Adding Cell Types Supports Drug Discovery of Disease-Modifying Therapies for Neurodegenerative Diseases and Triggues U.S. $6 M Payment to Evotec
Hamburg, Germany, January 7, 2020 – Evotec SE (Frankfurt Stock Exchange: EVT, MDAX/TecDAX, ISIN: DE0005664809) announced today that the Company received a US$ 6 m payment from Bristol-Myers Squibb Company (NYSE:BMY) following the decision to expand the collaboration to include additional cell lines.
Evotec and Celgene, which is now a Bristol-Myers Squibb company, initiated the collaboration in December 2016 to identify disease-modifying treatments for a broad range of neurodegenerative diseases. Currently approved drugs only offer short-term management of patients’ symptoms and there is a huge unmet medical need for therapies that slow down or reverse disease progression in the field of neurodegenerative diseases.
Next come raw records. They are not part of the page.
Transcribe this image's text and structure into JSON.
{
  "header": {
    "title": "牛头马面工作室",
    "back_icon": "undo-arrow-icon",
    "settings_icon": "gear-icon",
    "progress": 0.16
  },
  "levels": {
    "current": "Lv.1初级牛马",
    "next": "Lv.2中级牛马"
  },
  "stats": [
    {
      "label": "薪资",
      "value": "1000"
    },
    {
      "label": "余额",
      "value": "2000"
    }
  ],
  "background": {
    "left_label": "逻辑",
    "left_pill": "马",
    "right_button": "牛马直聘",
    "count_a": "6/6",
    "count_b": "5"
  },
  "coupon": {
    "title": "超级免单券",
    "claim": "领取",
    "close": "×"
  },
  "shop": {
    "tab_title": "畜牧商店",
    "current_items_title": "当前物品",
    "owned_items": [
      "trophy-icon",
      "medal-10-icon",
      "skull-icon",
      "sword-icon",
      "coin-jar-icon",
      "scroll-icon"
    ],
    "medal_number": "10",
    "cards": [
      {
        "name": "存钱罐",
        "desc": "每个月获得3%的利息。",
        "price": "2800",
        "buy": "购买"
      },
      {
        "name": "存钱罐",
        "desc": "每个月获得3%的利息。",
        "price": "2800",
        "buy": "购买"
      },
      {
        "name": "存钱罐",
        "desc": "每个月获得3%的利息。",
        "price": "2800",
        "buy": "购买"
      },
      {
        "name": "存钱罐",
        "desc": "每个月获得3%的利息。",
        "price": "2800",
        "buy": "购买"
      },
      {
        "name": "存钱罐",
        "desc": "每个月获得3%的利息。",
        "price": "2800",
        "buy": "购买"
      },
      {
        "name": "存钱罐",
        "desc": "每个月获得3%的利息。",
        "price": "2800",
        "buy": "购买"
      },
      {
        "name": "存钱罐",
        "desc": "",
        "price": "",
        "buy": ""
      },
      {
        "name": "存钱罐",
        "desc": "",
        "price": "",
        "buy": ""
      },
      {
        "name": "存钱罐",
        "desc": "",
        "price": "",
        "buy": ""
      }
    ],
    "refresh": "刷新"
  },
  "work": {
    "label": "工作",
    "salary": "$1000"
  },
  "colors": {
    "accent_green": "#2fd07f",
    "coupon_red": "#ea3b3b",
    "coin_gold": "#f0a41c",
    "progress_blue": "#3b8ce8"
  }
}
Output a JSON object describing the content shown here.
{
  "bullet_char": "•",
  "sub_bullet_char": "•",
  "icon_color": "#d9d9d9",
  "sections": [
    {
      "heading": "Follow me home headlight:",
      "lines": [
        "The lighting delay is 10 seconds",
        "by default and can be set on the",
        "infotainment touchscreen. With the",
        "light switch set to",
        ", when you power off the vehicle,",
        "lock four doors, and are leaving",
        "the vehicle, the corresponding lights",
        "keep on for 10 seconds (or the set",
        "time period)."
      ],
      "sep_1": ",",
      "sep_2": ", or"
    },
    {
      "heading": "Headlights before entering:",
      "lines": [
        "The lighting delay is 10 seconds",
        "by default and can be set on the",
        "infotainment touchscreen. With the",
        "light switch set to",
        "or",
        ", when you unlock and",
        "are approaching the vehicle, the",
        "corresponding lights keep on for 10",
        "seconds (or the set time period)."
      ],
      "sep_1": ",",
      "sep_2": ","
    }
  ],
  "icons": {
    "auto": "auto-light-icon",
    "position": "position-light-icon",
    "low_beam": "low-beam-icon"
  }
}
This collaboration pursues an innovative approach to the discovery and development of novel medicines by leveraging several of Evotec’s unique technology platforms in conjunction with the human iPSC based platform, which is one of the largest and most sophisticated platforms in the industry. The iPSC partnership between Bristol-Myers Squibb and Evotec has already been expanded with additional cell lines several times.
Dr Cord Dohrmann, Chief Scientific Officer of Evotec, commented: “We are very pleased about this latest expansion of our iPSC-alliance with Bristol-Myers Squibb. Patient-derived disease models will be instrumental to improving the translatability of pre-clinical discovery efforts into clinical benefits and we are proud to leverage our proprietary iPSC platform together with Bristol-Myers Squibb for the benefit of the patients.”
About Evotec and iPSC
Induced pluripotent stem cells (also known as iPS cells or iPSCs) are a type of pluripotent stem cell that can be generated directly from adult cells. The iPSC technology was pioneered by Shinya Yamanaka’s lab in Kyoto, Japan, who showed in 2006 that the introduction of four specific genes encoding transcription factors could convert adult cells into pluripotent stem cells. He was awarded the 2012 Nobel Prize along with Sir John Gurdon “for the discovery that mature cells can be reprogrammed to become pluripotent”. Pluripotent stem cells hold great promise in the field of regenerative medicine.
Because they can propagate indefinitely, as well as give rise to every other cell type in the body (such as neurons, heart, pancreatic and liver cells), they represent a single source of cells that could be used to replace those lost to damage or disease.
Evotec has built an industrialised iPSC infrastructure that represents one of the largest and most sophisticated iPSC platforms in the industry. Evotec’s iPSC platform has been developed over the last years with the goal to industrialise iPSC-based drug screening in terms of throughput, reproducibility and robustness to reach the highest industrial standards.